La relación entre la deuda y el Producto Bruto es cada vez más elevada

Mientras, el consumo se ajusta y las exportaciones se estancan

12/10/2018 | 6:00

La recaudación tributaria nacional se repite en torno de los 295.000 millones de pesos desde hace cinco meses. Sin embargo, en dólares tiene una baja significativa y el Estado debe hacer ingentes esfuerzos para no caer en déficit fiscal.

El FMI prometió un desembolso de 6700 millones de dólares en 2018 y el swap chino aportaría unos 9000 millones adicionales a las reservas. Sin embargo, son dólares para la vitrina; es dinero prestado, no genuino.

La Argentina necesita que lleguen dólares genuinos. Para ello definió una banda de precios de la divisa con techo en $44,00 y un piso en $34,00. El Banco Central necesita que el dólar baje al piso de la banda para comprar, incrementar las reservas, monetizar la economía y bajar la tasa de interés.

El Banco Central presiona al mercado para que le vendan dólares con una tasa superior al 70% anual en letras que les vende a los bancos. La tasa de Lebac se ubica en el 62% anual. Los plazos fijos en los bancos ofrecen entre el 45% y 50% anual.

Recesión larga
El mix de tasas altas, no emisión monetaria y déficit cero lleva a una recesión de dimensiones pocas veces vista. Una economía que pierde crédito no puede sostener el nivel de ventas en el mercado; por ende, se hará difícil que la recaudación tributaria crezca, que los empresarios ganen dinero y que haya más empleo.

La devaluación del dólar debería impulsar las exportaciones y el Estado podría cobrar las retenciones que le puso a todo el sector exportador. Sin embargo, se han olvidado de un detalle: la cosecha de trigo llega en diciembre, la de maíz entre marzo y julio, la de soja desde abril en adelante. Para peor, la cosecha de trigo representa pocos dólares: menos de 4000 millones, y el clima le juega una mala pasada. Es inconveniente la costumbre del Gobierno de hablar de producción récord ante de que efectivamente se coseche.

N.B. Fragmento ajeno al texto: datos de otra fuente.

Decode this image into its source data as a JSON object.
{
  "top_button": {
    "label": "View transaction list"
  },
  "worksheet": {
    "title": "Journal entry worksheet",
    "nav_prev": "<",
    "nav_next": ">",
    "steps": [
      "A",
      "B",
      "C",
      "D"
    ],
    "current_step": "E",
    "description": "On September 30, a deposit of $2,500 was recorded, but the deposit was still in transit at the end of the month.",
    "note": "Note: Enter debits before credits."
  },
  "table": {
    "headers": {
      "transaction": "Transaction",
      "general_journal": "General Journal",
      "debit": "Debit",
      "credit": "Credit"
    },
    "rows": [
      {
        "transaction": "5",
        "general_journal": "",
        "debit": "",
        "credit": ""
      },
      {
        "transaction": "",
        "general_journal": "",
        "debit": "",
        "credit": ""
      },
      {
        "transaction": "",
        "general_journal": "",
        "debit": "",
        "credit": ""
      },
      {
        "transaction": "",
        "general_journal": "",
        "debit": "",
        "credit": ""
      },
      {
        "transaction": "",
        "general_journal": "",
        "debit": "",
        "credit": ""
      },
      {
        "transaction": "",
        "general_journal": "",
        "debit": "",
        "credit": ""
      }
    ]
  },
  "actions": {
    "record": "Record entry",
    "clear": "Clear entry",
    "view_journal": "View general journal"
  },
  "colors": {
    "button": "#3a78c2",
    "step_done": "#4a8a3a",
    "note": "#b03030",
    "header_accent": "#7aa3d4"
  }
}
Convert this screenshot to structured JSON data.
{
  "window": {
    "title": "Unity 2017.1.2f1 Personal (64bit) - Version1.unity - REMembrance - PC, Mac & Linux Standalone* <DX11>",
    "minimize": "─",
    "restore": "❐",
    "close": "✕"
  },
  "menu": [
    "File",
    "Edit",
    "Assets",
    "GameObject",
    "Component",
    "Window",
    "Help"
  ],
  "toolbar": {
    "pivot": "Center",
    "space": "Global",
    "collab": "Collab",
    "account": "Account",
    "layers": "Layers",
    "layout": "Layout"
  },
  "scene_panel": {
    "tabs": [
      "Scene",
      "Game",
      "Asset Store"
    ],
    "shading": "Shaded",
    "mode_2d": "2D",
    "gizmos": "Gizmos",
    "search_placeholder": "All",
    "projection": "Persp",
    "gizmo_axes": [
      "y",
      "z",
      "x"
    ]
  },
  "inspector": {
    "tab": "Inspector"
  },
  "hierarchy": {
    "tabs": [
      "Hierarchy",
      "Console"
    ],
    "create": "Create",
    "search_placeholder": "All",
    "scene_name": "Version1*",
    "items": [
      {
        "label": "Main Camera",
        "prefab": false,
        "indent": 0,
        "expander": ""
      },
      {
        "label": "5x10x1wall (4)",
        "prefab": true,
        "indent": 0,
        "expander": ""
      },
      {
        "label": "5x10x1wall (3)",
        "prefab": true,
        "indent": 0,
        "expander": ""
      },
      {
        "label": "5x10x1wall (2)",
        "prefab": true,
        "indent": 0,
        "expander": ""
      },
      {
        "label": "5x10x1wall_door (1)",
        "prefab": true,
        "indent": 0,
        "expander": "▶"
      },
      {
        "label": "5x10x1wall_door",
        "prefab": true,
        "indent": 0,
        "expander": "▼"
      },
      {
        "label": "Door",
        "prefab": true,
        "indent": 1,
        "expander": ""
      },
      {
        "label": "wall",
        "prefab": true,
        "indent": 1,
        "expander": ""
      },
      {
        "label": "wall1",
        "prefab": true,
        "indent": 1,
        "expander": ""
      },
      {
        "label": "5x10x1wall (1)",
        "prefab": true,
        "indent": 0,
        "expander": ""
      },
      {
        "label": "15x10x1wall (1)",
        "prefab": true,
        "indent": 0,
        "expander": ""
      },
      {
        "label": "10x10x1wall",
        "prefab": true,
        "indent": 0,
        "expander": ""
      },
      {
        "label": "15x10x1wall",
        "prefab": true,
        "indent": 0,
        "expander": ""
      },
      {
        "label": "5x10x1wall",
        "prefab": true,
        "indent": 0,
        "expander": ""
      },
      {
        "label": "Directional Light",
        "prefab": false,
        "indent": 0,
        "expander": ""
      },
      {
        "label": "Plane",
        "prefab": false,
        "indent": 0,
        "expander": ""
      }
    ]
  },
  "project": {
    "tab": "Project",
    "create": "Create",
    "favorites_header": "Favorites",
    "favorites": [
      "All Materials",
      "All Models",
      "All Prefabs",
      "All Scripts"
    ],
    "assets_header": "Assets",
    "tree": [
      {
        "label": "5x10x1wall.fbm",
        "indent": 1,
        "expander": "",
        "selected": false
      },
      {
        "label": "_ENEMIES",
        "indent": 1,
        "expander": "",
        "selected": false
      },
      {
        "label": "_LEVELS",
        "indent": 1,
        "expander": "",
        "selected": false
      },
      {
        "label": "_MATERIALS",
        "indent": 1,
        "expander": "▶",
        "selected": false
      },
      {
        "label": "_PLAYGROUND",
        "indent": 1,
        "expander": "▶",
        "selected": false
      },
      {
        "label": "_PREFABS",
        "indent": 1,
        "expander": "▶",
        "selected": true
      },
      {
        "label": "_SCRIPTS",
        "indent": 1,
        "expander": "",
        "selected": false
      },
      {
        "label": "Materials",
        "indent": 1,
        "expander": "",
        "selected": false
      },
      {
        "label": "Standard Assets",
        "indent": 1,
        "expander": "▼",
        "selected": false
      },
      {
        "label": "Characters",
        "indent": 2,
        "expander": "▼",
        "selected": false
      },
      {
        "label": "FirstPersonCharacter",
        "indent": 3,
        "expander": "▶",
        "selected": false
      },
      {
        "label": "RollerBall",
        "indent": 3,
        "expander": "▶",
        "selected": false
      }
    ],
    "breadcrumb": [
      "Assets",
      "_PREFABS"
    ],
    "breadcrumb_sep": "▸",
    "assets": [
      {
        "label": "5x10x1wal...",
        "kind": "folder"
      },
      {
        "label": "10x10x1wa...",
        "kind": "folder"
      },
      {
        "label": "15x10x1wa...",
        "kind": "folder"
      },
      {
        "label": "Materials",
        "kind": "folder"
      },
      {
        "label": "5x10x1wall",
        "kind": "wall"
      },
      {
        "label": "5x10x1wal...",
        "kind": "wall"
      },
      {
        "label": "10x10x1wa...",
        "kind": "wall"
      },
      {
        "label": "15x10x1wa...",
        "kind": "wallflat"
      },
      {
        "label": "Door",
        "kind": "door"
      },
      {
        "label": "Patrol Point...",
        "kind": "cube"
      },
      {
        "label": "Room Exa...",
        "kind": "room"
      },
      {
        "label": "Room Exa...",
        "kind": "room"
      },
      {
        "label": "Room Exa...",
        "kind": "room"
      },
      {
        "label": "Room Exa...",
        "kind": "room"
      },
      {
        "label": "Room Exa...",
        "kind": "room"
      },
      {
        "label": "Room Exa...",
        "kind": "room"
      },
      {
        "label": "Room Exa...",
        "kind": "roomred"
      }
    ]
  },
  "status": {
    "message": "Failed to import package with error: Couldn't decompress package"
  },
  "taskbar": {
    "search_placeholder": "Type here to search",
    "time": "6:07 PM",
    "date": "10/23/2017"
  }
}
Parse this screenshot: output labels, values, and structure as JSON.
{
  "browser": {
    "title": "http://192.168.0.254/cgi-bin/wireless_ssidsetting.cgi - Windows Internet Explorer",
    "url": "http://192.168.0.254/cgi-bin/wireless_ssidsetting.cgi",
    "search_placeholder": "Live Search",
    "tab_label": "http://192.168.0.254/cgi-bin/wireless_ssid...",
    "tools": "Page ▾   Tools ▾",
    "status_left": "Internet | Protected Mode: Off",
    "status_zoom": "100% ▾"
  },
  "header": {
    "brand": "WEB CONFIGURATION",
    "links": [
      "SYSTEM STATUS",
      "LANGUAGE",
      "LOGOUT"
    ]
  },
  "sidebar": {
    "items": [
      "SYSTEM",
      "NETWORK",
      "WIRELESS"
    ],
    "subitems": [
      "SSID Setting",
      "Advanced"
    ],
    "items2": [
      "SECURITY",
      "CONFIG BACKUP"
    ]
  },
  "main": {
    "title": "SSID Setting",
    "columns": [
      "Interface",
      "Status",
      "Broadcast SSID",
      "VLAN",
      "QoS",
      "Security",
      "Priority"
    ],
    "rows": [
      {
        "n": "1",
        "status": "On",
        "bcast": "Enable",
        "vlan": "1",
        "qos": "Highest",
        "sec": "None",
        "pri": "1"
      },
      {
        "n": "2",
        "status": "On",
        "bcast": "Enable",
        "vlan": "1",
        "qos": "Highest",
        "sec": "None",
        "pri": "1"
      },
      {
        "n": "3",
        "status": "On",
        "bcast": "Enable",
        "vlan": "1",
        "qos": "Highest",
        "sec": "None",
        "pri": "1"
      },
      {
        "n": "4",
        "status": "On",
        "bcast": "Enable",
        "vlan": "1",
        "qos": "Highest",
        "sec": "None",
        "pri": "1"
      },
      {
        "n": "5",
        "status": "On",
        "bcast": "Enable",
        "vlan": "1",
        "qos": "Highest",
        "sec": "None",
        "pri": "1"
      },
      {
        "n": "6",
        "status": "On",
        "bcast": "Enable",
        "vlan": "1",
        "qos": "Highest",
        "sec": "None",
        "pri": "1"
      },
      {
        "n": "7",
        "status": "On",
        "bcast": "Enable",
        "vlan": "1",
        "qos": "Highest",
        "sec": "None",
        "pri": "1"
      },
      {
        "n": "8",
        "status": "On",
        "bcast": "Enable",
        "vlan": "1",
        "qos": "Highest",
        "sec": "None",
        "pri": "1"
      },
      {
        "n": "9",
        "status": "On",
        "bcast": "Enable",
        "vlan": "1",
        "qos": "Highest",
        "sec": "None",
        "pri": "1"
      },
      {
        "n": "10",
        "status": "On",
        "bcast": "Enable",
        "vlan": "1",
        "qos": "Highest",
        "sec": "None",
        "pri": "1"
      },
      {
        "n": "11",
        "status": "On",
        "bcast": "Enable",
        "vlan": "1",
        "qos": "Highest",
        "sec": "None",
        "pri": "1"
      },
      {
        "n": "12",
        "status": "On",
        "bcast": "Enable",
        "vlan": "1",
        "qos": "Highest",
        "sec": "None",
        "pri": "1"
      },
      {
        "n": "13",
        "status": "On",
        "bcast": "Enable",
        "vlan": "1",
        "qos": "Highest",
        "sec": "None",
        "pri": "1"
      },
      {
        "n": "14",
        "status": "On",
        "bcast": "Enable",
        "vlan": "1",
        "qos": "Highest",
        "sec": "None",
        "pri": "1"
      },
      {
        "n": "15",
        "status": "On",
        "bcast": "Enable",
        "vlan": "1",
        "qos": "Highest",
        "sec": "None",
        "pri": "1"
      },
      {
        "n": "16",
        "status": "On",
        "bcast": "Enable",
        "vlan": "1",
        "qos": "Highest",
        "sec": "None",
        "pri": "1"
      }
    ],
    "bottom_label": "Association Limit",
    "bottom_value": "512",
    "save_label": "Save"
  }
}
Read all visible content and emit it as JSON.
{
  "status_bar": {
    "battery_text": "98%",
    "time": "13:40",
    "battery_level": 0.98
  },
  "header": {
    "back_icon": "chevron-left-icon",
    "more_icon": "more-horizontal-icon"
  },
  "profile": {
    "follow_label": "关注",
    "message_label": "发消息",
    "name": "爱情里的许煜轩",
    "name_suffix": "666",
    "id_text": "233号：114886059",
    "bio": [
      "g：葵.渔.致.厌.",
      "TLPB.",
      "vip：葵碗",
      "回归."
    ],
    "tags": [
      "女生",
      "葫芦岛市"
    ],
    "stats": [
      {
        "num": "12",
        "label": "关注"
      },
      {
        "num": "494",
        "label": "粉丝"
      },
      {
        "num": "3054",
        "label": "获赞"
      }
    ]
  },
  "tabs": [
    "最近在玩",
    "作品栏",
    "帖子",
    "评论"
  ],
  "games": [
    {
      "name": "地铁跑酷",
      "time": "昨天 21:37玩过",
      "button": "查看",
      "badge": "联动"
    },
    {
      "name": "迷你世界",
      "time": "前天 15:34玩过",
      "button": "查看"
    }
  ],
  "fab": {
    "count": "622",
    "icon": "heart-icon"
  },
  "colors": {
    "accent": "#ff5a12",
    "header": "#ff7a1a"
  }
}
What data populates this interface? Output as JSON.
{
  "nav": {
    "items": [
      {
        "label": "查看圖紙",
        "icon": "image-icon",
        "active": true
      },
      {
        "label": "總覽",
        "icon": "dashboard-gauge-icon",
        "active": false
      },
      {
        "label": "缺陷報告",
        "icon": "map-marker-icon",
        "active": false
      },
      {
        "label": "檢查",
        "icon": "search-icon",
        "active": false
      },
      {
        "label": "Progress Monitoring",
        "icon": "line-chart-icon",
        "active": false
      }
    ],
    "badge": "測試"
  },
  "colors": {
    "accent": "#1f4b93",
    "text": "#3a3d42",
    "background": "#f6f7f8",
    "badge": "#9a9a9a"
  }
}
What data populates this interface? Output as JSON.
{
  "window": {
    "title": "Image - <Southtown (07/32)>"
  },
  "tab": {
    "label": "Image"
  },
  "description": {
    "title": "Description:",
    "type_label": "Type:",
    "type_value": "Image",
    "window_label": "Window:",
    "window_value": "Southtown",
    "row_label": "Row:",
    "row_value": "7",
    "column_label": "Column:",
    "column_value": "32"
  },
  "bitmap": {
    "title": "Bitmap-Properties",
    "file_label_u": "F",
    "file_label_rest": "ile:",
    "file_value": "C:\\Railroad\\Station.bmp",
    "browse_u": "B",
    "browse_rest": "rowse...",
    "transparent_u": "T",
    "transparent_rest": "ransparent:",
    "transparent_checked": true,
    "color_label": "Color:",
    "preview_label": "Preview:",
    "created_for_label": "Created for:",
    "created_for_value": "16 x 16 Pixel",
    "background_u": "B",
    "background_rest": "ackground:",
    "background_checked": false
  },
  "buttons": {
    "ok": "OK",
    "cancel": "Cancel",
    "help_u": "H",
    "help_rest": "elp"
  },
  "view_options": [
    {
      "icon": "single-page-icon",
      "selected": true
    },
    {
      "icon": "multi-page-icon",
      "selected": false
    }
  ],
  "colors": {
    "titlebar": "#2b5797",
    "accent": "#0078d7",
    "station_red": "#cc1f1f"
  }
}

En las próximas semanas, el mercado ingresará en un cono de sombras en el que muchos comercios y empresas tomarán medidas para sobrevivir, lo que implica “primero financio los gastos de estructura, luego pago a los proveedores, y si puedo, pago los impuestos; de lo contrario veré si en el futuro me salva una moratoria”.

Futuro promisorio
La Argentina tiene un futuro increíble: en apenas cuatro años, cuando Vaca Muerte funcione a pleno, las exportaciones de petróleo y gas serán el equivalente a todas las exportaciones del sector agrícola de la Argentina. El país solo debe sortear algunos años de ajuste; luego el problema será qué hacer con los dólares que lleguen al país.

No se puede sortear la transición con facilidad por falta de confianza en la actual administración. Gobernar es explicar y este presidente inyecta mucho optimismo, pero explica muy poco de cómo llegará a la meta.

Conclusiones
Estamos en un contexto en el que el consumo privado baja por falta de financiamiento y pérdida de poder adquisitivo. El consumo público se ajusta para poder llegar con chances a la meta de déficit cero. Las exportaciones no aumentan porque no hay granos para vender. La inversión no dirá presente con las actuales tasas de interés de mercado.

Si la clase política no hace foco para sortear estos problemas, los ajustes futuros serán más duros que los actuales, ya que el PBI está cayendo, la deuda pública aumentando y la relación deuda/PBI es cada vez más elevada. La tasa de riesgo país no baja y entramos en círculo vicioso que nos hunde en el estancamiento. Los políticos deberían deponer sus diferencias y hacer foco en superar la crisis.